Thursday, September 11, 2008
I. Move. Jets.
Gustav, Hannah and now Ike...
With all the hurricanes battering the East and Central coasts, we've once again been mobilized. Most squadrons on our base are on an accelerated 24-hour schedule, supporting aid and evacuation efforts across the nation. What this means personally is that I'm now working 10 hours a day controlling non-stop jets into and out of the base. 10 hours may not seem like a lot, but the mental toll is incredibly fatiguing.

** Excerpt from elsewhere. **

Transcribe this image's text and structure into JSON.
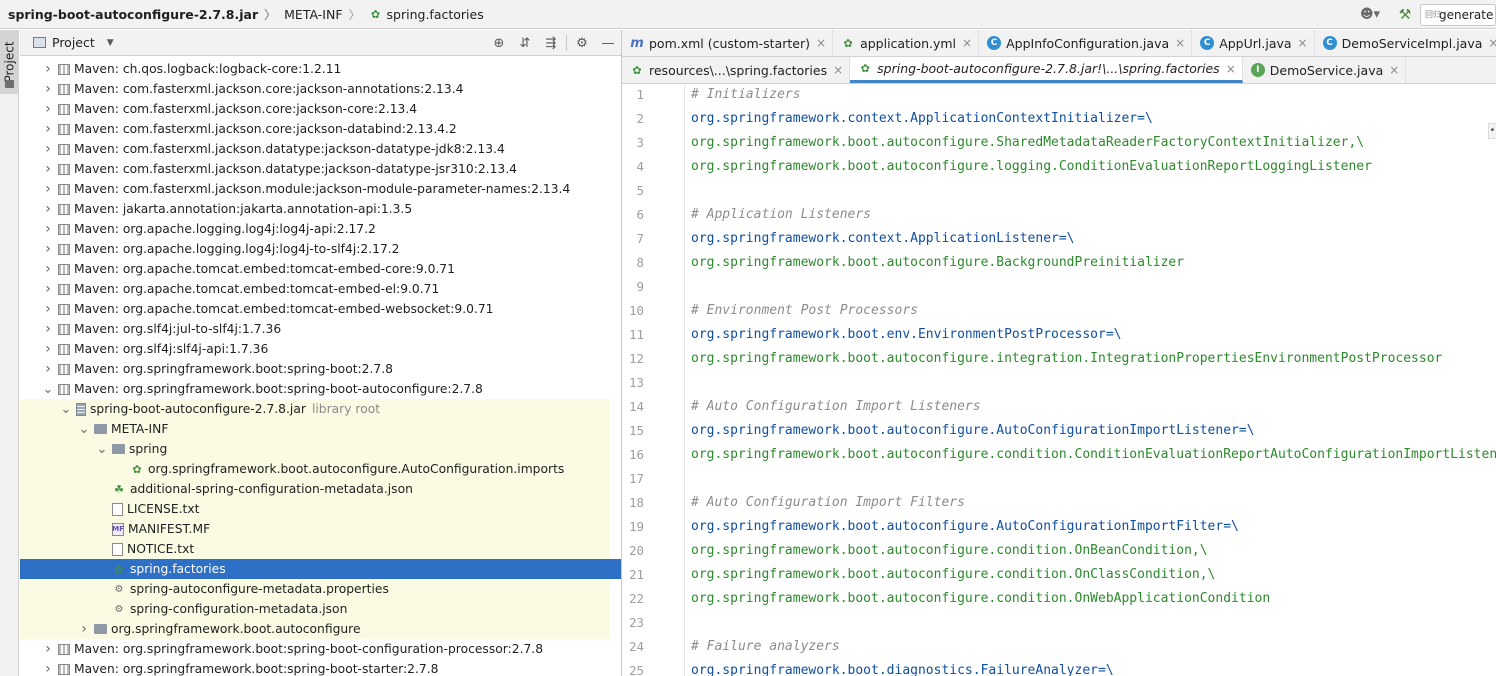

For those of you who know little or none about air traffic control, imagine a game of 3D chess, board 50 miles in diameter with 9 levels stretching up almost 10k feet. Now place the pieces on the board: an intermingling of 9 to 25 steel pieces, ranging between 5.5 and almost 300 tons each, each constantly moving, each capable of speeds ranging from 115 to 460 miles per hour, and each carrying up to 10 souls on board. Add in rules governing the minimum distance between each piece, pieces that won't obey commands promptly or at all, other players playing other games adjacent to you on all sides, and the fact that sometimes all the games trade pieces with each other. Finally, you're not allowed to look at the game board. Instead, you're shown a representation of the game board, and the location of the pieces is displayed once every 3 seconds for 3/4 of a second. If you're really lucky, the display breaks and you don't get any representation, and have to use your memory and notes scribbled on a 1"x6" piece of paper to remember where everyone is. It can get quite complex quite easily.
But back to the issue at hand. Not only is our daily shift increased, but instead of two crews alternating day and night shifts weekly, we've been shifted to 3 crews on 3 overlapping shifts, shifts that rotate every two days. So my week goes like this: Mon-Tue, 0700-1700; Wed-Thu, 1500-0100; Fri-Sat, 2300-0900; Sun-Mon, On Call. That's right kids, my week is 8 days long, and on the two days I have off, I'm not actually off, I have to stay awake, sober, and able to get to work in 30 minutes or less.
"What's the payoff?" You ask. "Couldn't you keep yourself financially secure in a less demanding job civilian side?" Yes. Yes I could. But the added bonus, better than some extra cash or more time to drink or sleep is this: I'm saving America. Sure I'm not deployed overseas, fighting a controversial war on Terror. I'm not pulling the trigger of an M16 out the window of a Humvee speeding though RPG-infested streets. I'm not calling in an airstrike or flying air cover over a combat zone. But what's less publicized is the daily missions both within and without the states, C17's laden to bursting with medical supplies and non-perishable food and clean, bottled water flying to African famine zones, C17's and C130's and their crews flying 24, 36, 48-hour missions shuttling the residents of Galveston, Houston, Baton Rouge and New Orleans to safe havens away from the fury of Mother Earth. How do you think those pilots get to where they're going safely with their precious cargoes? I move them. Daily, I keep up to 20 planes at a time, their pilots, crew and passengers safe as they journey to their destinations.